With the global successes of modern video game racing franchises Gran Turismo, Mario Kart, and Need for Speed, it is easy to forget that over the past 30 plus years, racing games have had a long, diverse history. Some of the earliest electronic games were racing games: starting with handheld electronic games such as the 1977 Mattel Auto Race, to arcade games like Reiner Foerst's Nürburgring (~1975-6 ) and Tele-Games' Night Driver (1976), and continuing through classics like Pole Position (1982) and Vette! (1989), car games have been a place of experimentation with the concepts of realism, perspective, and the translation of 3D experiences into a 2D realm.
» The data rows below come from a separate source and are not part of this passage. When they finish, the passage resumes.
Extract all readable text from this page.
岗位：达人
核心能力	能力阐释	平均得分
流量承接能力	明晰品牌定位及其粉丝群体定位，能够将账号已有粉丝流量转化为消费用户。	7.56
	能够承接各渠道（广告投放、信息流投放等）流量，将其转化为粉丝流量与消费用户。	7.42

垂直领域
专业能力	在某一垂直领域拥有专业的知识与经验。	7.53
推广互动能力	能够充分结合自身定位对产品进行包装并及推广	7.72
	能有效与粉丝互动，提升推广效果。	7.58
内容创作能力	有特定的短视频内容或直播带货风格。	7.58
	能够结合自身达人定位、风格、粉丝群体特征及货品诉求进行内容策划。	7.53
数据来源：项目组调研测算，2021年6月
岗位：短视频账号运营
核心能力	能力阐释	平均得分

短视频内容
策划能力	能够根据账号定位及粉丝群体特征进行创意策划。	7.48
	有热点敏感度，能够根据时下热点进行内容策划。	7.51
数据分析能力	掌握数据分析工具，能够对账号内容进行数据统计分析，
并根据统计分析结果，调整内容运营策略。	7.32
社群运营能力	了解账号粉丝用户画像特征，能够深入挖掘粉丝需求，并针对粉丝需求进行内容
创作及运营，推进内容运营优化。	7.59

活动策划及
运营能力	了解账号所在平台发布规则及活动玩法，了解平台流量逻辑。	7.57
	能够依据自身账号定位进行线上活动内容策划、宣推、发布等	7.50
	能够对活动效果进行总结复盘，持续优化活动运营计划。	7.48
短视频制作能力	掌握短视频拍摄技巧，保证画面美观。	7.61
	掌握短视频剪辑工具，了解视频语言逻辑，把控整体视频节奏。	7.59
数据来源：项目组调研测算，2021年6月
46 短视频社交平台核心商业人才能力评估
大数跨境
As such, the history of electronic racing games is a fascinating and importance lens with which to view the development of contemporary computing technology.

Grand Prix Circuit (Accolade, PC version, 1988)

Drawing from Stanford University Library's Stephen M. Cabrinety Collection, a collection of over 19,000 historic video games, consoles, and related paraphernalia, this project is aimed at finding and archiving the ways that video games have represented the driver in the space in a car, and how these games have translated the full-sensory experience of driving in the real world into a 2-dimensional digital game console.

Pole Position (Atari, 1982)

Using screen capture software and the Cabrinety Collection's library of functioning historic game consoles, the Revs Program at Stanford is preserving historic digital driving experiences and is cataloguing the innovations across platforms that have led to the availability of high-fidelity, commercially-available driving simulators such as Gran Turismo. This information will be made publicly available via the Stanford Library and the Internet Archive, and will be displayed on an interactive web page that will serve as a digital family tree, allowing users to navigate and explore the history of cars in video games.